The other day I was talking to a friend about wine and he kept going on about how many wines "out there" were "bad." He was concerned that winemakers or grape growers were simply not doing "their job."
Of course, this is a very broad stroke of the brush and not at all what I am encountering in new releases, especially wines from Oregon. I told him that I thought quite the contrary, that winemaking and grape-growing have had enormous leaps in quality due to much diligence and study as well as winemakers and growers being open to new ideas. He went on and on about "big" reds and "over-oaked whites" as well as other aspects of wines he simply "could not stand." The picture began to emerge that he was not at all talking about "bad" wines but wines which were not the style he preferred; we are talking about a big difference in meaning and perspective. Let's look at the difference between what is truly a bad wine and what style means in wine appreciation.
A "bad" wine is a wine that shows flaws in any number of ways. I try to tell my wine appreciation students to think of wine as food. The same criteria holds with both; if it does not look, smell or taste like what normal expectations dictate, there is something going on which should not be. An example of this is when we see or smell "old" seafood. It could be that the chef prepared the seafood correctly, but the raw material was flawed. A parallel to this is grapes mistreated in the vineyard, or weather-related problems making the raw material unsuited to good wine regardless of what the winemaker (chef) does to them. This has nothing to do with style or preparation, this has to do with poor quality of material.

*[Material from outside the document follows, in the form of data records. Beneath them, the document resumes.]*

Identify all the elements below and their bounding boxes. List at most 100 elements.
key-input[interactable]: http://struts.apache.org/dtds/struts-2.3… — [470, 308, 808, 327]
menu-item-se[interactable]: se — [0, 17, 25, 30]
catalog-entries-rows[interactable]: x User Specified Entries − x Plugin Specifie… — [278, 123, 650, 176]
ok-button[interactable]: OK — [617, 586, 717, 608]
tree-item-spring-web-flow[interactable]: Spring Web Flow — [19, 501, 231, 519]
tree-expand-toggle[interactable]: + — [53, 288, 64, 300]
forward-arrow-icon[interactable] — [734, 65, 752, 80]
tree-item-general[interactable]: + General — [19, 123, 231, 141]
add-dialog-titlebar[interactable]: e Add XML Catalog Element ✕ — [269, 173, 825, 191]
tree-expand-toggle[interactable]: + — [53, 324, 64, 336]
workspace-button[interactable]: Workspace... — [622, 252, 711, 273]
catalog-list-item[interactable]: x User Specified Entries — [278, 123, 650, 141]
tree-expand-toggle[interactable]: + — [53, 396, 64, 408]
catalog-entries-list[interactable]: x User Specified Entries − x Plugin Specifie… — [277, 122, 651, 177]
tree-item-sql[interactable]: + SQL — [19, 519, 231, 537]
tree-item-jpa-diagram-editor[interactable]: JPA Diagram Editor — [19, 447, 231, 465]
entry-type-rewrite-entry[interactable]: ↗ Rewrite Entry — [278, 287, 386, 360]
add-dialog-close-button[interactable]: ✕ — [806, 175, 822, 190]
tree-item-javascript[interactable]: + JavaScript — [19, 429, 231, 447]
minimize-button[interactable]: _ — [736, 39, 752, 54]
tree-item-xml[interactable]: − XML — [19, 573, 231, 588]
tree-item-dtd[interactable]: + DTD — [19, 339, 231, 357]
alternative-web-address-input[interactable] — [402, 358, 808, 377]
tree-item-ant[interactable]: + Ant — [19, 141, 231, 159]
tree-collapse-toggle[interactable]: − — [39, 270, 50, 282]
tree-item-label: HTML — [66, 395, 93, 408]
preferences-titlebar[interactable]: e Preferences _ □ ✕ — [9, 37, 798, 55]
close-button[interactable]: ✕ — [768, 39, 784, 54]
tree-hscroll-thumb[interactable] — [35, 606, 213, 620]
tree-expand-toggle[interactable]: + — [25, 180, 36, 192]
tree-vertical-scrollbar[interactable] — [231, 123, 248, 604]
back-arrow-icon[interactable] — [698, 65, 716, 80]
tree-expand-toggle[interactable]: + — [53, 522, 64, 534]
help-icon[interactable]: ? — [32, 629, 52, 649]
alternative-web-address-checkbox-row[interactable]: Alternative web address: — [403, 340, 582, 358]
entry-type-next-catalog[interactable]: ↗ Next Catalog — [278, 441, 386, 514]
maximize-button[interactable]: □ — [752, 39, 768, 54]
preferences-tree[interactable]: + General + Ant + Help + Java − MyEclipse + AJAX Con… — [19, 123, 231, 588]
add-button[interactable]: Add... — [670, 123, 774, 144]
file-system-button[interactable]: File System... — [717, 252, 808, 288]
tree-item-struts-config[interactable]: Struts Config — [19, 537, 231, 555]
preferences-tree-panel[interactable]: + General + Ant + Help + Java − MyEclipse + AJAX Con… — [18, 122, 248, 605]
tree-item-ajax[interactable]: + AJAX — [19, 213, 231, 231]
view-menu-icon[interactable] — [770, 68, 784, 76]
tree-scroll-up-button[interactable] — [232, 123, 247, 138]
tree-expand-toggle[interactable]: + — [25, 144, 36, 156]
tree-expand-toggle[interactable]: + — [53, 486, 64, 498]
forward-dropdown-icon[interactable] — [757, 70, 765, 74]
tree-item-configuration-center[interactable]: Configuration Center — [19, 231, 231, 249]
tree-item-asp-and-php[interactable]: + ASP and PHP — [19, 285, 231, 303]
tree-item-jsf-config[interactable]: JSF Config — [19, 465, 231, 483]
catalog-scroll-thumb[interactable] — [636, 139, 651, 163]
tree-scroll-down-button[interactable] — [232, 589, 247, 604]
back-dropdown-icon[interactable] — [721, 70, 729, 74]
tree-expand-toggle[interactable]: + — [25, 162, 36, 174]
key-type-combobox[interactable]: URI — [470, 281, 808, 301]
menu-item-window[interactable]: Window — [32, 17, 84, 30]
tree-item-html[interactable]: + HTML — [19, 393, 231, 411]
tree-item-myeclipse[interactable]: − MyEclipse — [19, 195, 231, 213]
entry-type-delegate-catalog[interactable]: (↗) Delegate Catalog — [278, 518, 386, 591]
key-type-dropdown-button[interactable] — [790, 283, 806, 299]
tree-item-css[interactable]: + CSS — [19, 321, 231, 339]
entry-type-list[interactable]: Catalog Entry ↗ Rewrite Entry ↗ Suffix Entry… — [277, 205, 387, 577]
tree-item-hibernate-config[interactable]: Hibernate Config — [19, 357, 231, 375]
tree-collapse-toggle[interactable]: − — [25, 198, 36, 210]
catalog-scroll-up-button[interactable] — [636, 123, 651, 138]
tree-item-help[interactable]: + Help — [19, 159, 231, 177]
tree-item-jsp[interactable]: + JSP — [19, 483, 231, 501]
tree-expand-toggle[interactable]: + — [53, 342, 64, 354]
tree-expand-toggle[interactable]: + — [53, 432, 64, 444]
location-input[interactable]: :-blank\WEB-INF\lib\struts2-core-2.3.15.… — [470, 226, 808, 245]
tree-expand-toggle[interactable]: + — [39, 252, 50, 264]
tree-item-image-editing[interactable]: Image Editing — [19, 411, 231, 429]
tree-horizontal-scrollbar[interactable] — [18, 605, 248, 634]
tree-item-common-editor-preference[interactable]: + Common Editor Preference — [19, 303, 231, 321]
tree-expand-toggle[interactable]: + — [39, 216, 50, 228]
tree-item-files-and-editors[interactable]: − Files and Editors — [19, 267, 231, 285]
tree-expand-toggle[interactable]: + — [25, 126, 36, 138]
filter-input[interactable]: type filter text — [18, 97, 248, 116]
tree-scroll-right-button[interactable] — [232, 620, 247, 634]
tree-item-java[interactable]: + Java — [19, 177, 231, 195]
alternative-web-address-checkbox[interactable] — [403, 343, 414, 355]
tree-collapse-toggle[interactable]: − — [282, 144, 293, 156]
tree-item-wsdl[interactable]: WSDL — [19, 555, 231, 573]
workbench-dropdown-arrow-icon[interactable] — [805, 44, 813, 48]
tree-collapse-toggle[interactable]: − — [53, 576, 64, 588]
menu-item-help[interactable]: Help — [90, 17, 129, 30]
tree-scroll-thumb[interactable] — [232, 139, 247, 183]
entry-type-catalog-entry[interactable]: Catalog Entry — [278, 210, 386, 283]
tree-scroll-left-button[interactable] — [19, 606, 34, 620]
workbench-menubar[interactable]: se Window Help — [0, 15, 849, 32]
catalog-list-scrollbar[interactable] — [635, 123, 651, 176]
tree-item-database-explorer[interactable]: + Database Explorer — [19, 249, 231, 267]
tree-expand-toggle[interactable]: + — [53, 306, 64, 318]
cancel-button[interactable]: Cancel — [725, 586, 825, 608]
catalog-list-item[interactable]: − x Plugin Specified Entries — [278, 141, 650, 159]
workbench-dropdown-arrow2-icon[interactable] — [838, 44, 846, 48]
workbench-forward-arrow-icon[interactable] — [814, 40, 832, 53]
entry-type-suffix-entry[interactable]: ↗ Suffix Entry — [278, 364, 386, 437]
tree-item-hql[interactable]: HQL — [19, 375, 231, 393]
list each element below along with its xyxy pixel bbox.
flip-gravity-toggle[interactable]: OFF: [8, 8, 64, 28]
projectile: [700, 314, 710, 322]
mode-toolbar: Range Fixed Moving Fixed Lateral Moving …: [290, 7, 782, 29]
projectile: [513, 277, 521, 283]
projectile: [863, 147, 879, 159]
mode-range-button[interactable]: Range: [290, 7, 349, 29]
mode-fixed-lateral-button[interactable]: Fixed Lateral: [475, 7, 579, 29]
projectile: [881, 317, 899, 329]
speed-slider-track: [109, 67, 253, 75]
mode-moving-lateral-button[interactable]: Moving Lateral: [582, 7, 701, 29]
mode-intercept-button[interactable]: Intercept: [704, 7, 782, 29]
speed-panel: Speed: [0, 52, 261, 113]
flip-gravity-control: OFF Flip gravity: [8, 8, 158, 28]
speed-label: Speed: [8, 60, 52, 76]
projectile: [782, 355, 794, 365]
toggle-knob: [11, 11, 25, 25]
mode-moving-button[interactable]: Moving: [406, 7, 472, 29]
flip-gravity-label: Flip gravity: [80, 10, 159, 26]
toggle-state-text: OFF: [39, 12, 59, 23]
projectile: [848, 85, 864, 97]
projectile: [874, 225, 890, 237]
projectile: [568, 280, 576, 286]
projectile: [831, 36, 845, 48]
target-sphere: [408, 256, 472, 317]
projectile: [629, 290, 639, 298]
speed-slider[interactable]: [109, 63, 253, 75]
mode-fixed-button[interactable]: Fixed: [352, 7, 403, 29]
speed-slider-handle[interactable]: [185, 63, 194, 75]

Secondly, if the raw materials arrive in sound condition and the winemaker allows microbial issues to arise, this is poor execution of a good raw material and, again, has nothing to do with style but everything to do with bad wine. It then becomes okay to say that, someone, somewhere or weather caused the wine to be "unsound" or not meet the obvious criteria for what the varietal should show.
The term "style" has to assume that grape growing and winemaking are fundamentally sound. Metaphorically speaking it is not unlike looking at a new car. Yes, mechanically, it is sound, everything is where it should be, but perhaps the ride is a bit bumpy or the lights look uneven or the paint job is garish. This is the same feeling with "style" in wine appreciation. The sense of "bad" or "unsound" really has been transcended into nuance and form.
This being said, there are wines being released in huge quantities at very low prices which are appreciated more for price than for quality in taste. I can understand this and the wine industry has been floated in marginal, very ordinary yet drinkable wine since ancient times. The bottom line in all of this is to try to be clear between badly made wine and wines that you simply do not prefer. Also try to understand what is driving you to a category of wine. If you are driven by bargains, if price is your goal, then I think you will find more poorly made wines at rock bottom prices. Years of wine experience have told me that there is truly a natural selection going on with wines and price hikes. Generally, one gets what one pays for in the wine world.